Trailing spouses often go through the same stages of grief as someone who has lost a loved one. “They are grieving a loss of career. They go through shock, denial, anger. A lot of women get stuck in anger and don’t get to the reconciliation stage,” Pascoe says. “Those are the women I refuse to play tennis with.” They hit the ball too hard. Or they become über-homemakers and über-mums.
Though she jokes about it, Pascoe and others say corporate human resources departments would do well to notice and help trailing spouses. “The unhappy ones are phoning their husbands 20 times a day – that’s not an exaggeration – and the husband is not productive under those circumstances [but] HR doesn’t deal with that,” Pascoe says. “Meanwhile the guy is burning out.”
Companies can help by including partners in the moving process, providing language training and cultural awareness seminars that might include instruction on how to do business in the host country. Most spouses also need help polishing résumés for an international audience and getting work permits.
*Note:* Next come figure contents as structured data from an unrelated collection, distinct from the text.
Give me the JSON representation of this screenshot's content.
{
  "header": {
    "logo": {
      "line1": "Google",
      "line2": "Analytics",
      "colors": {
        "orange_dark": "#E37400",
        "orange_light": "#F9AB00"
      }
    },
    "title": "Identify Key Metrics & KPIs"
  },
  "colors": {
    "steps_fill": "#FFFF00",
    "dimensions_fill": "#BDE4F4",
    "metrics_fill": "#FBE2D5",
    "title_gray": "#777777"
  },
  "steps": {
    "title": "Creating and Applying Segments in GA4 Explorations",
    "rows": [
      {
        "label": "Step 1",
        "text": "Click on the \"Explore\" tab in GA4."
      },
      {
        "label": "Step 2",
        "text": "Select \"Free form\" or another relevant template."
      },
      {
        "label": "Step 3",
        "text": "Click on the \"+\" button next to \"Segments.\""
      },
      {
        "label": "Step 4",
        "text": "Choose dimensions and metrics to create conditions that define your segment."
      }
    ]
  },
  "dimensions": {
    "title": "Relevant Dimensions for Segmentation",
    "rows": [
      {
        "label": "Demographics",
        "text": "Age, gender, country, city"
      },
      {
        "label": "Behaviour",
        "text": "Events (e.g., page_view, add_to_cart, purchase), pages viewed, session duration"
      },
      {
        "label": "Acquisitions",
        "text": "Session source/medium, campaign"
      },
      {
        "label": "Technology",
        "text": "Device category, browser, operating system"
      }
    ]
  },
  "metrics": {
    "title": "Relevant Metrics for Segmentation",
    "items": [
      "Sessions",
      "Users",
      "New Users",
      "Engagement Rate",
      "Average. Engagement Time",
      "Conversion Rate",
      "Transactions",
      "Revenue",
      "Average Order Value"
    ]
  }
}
But, says Gill Aldred, a British citizen who trailed her husband to the US, where she could work, and Nigeria, where she could not, “companies have a natural reluctance to get involved with the private lives of their employees”.
Assignment success, McNulty concludes, depends on how well expatriate spouses can strike a balance between missed opportunities in their home country and new prospects in their host country.
Jane Ulewicz, a registered nurse from the US living in Singapore, says she has enjoyed taking time off to spend with her daughter. “I wouldn’t change it for anything in the world,” she says. Still, she is leaving the island state early to go back to her native Georgia because she doesn’t want to lose her competitive work advantage. “With one year out, you lose knowledge and skills. The equipment is constantly changing. I don’t want to get too far behind by being here.”
Fougner, meanwhile, says she is happy to remain a trailing spouse, provided she continues to find the right houses for her family and jobs for herself. “It will change your life,” she says.
It certainly did for Hughes. When she moved back to the US, she turned her experience into a job. She now researches cultural transitions for Bridging Cultures, a company she founded with friends made in Switzerland.